A brief aside here: A side plot reveals tension in the Kahekili’s court, with Prince Kūpule leading a conspiracy to overthrow the increasingly mad king. Watching his father attack the pillar of bones he’s constructed while ranting and raving about the need for fresh corpses to build a new one proves too much for the prince at last. He attacks, but his father wheels and stabs him. In a scene that revokes Ilya Repin’s unforgettable painting of Ivan the Terrible realizing with horror that he’s murdered his own son, Kahekili cradles Kupule in his arms, saying “my son, my son” over and over and calling for the healers to help save his life.

But none of this is known on Hawai’i. What is known at last is that without Ka’iana and the guns, Kamehameha’s cause is lost. Both men express humility when they finally meet: Ka’iana wonders if he really should be the leader of his family, given all the pain he’s led them to, while Kamehameha wonders if he was so busy listening for the voice of his father’s war god that he missed the fact that he speaks through the red-mouthed weapons.
So the next morning, Ka’ahumanu wakes to the sound she’s long wanted to hear: gunfire. Taking turns, Kamehameha and Ka’iana practice firing while the other chiefs and warriors watch and learn, and she and Kupuohi smile.
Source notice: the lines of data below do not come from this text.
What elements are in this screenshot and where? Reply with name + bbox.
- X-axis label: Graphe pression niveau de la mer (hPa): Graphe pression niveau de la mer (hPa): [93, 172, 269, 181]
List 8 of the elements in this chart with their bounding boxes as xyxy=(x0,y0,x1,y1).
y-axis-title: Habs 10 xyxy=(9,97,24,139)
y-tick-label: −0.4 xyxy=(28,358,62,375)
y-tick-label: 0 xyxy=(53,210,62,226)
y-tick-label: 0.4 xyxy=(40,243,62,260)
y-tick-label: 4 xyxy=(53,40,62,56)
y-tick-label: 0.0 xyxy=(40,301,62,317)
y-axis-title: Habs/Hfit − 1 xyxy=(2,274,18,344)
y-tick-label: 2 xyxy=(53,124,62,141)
Not for long, though. A volcanic eruption miles away sends an omen to both sides: Keōua’s volcanic deities have chosen a side. “The gods speak for Keōua,” Namake says simply and ominously as he, his brother, and their chief stare off into the distance. Far away, Keōua stands and smirks triumphantly, believing that he will soon prove all his doubters — from his father to Kamehameha to ‘Ōpūnui — dead wrong.
It would be one thing if all this episode did was make the astute, timely point that prophets of doom are rarely rewarded for being wrong, ever since Cassandra made it her whole thing. It would be another if all it did in addition was provide a showcase for its actors to dig up their most embodied, ensouled emotions and detonate them like nail bombs all across the screen. Jason Momoa in particular impresses as Ka’iana in this episode, whose tears and screams of grief mark Momoa as the rare musclebound action hunk whose expressions of vulnerability feel genuine and dredged from an actual place of emotion. He’s got what Stallone used to have.

But in a way, it’s the women’s episode. Luciane Buchanan, Te Ao o Hinepheinga, and Mainei Kinimaka all face a similar challenge to the one posed to Anna Sawai for her Emmy Award–winning work in Shōgun: How does a woman in a rigidly patriarchal society live when a large percentage of her life is not her own? How can they work around this limitation to employ their intelligence and exert influence anyway? The results can range from successfully convincing a prophesied messiah to follow your advice to having your sexual assault used as a grotesque declaration of war. It’s up to those three actresses to convey how hard it is to live under these circumstances, but to still live, as these women had to.

I think the work that impressed me most this episode is that of Cliff Curtis as Keōua. This deeply insecure man has to come across as nevertheless completely confident in kicking the ass of a guy who’s got like five inches, fifty pounds, and twenty years on him, not to mention chanting a ritual song before tossing a priest into a volcano and grinning like a real smug piece of shit when the volcano erupts. He’s also the subject of some of the show’s most interesting shot compositions, which is really saying something — a framework around which director Brian Andrew Mendoza drapes near-psychedelic lighting or stunning images of the sky. (This episode is full of that kind of thing.)
Folks, I could go on like this all day. It’s that kind of show. Chief of War is one of the biggest and best television surprises of 2025.